According to Winter, the Murray County Attorney, like many small counties, is not considered a full-time position, yet no particular number assignment has been given to that position, such as a two-thirds or three-fifths position.
"We had a market study done two years ago, trying to figure it out" she explained. "The guy that did the study gave up."
The Pipestone county attorney is also a part-time position, according to Pipestone County Administrator Sharon Hanson.
The six counties being compared, which obviously range in size, population, crime activity and need for personnel in a county attorney's office, also range greatly in county attorney salary, from $102,606 in Nobles County to $43,187 in Pipestone County.
The Rock County Attorney has not taken a pay increase in four years, Oldre said, keeping his salary at $74,500, while the sheriff will also keep his salary at $68,050.
The salaries compared for the sheriffs in the area are closer in range, from $68,050 to $90,064 and falling in line with the population of each county.
Because of the challenges counties face, Rock County bargaining groups reopened their contracts -- 2011 is the final year of the three-year contract -- and set their pay increases to 0 percent for the coming year, according to Oldre.

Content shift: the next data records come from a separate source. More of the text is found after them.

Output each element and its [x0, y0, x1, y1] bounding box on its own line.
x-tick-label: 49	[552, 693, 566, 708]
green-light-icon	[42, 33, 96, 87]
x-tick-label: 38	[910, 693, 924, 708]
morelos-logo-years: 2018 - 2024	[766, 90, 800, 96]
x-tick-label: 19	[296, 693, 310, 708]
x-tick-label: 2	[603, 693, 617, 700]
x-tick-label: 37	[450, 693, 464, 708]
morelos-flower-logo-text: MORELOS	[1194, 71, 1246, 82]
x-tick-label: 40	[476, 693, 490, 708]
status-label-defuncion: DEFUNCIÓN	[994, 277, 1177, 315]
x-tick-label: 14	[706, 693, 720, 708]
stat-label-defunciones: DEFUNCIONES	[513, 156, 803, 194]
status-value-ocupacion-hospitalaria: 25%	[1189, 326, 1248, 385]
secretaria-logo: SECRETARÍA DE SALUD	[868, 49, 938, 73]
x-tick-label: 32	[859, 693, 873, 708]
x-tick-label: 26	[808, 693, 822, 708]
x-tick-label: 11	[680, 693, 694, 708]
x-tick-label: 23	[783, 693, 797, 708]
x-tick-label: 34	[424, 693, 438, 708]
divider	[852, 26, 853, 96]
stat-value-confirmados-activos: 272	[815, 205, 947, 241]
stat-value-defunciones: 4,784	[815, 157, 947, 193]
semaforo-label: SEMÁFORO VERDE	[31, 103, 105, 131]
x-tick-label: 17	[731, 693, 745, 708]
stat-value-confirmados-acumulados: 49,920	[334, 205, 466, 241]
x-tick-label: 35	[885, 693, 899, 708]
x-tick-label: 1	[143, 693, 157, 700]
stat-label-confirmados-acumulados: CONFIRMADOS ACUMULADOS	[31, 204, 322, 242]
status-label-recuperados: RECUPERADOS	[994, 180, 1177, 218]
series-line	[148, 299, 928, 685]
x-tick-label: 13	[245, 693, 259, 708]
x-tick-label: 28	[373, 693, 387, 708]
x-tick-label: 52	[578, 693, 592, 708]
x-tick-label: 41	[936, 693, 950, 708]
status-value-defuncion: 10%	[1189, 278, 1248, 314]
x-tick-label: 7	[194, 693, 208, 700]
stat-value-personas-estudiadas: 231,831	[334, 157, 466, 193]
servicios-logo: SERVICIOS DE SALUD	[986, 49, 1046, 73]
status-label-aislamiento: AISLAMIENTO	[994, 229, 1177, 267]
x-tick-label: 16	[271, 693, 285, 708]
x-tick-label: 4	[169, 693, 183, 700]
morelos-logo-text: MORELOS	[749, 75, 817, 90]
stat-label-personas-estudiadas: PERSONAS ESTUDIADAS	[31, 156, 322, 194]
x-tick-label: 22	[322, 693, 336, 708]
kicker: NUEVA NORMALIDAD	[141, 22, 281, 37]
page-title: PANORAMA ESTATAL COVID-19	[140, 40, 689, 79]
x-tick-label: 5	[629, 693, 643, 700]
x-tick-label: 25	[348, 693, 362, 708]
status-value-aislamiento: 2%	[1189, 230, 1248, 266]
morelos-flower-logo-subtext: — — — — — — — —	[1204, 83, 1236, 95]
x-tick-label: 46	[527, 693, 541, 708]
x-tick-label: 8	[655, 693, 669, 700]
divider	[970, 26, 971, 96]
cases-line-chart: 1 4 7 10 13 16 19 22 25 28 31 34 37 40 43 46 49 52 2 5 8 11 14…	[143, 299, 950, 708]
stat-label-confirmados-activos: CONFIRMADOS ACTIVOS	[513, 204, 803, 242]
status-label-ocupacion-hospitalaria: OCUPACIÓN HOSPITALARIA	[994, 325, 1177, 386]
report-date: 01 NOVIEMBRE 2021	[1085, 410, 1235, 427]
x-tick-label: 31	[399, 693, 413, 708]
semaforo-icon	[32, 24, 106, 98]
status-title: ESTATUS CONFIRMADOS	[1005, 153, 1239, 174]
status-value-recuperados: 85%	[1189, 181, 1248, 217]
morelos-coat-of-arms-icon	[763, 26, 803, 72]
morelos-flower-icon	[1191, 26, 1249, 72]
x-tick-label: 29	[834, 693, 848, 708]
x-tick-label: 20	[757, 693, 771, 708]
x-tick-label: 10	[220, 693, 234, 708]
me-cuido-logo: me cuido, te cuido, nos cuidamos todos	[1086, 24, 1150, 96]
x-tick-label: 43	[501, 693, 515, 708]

Both the county administrator and the county engineer did the same, freezing their pay at $86,700 and $97,248, respectively.
Other typically elected officials include the county recorder and county auditor-treasurer, but Rock County is unique in that both of those positions are filled through the hiring process.
The county recorder also serves as the county assessor, earning an annual salary of $78,530; while the auditor-treasurer, which transfers from elected to hired position on Jan. 1, will receive an annual salary of $54,132.
Cottonwood County will not set the salaries for its elected officials until the Jan. 4, 2011, board meeting.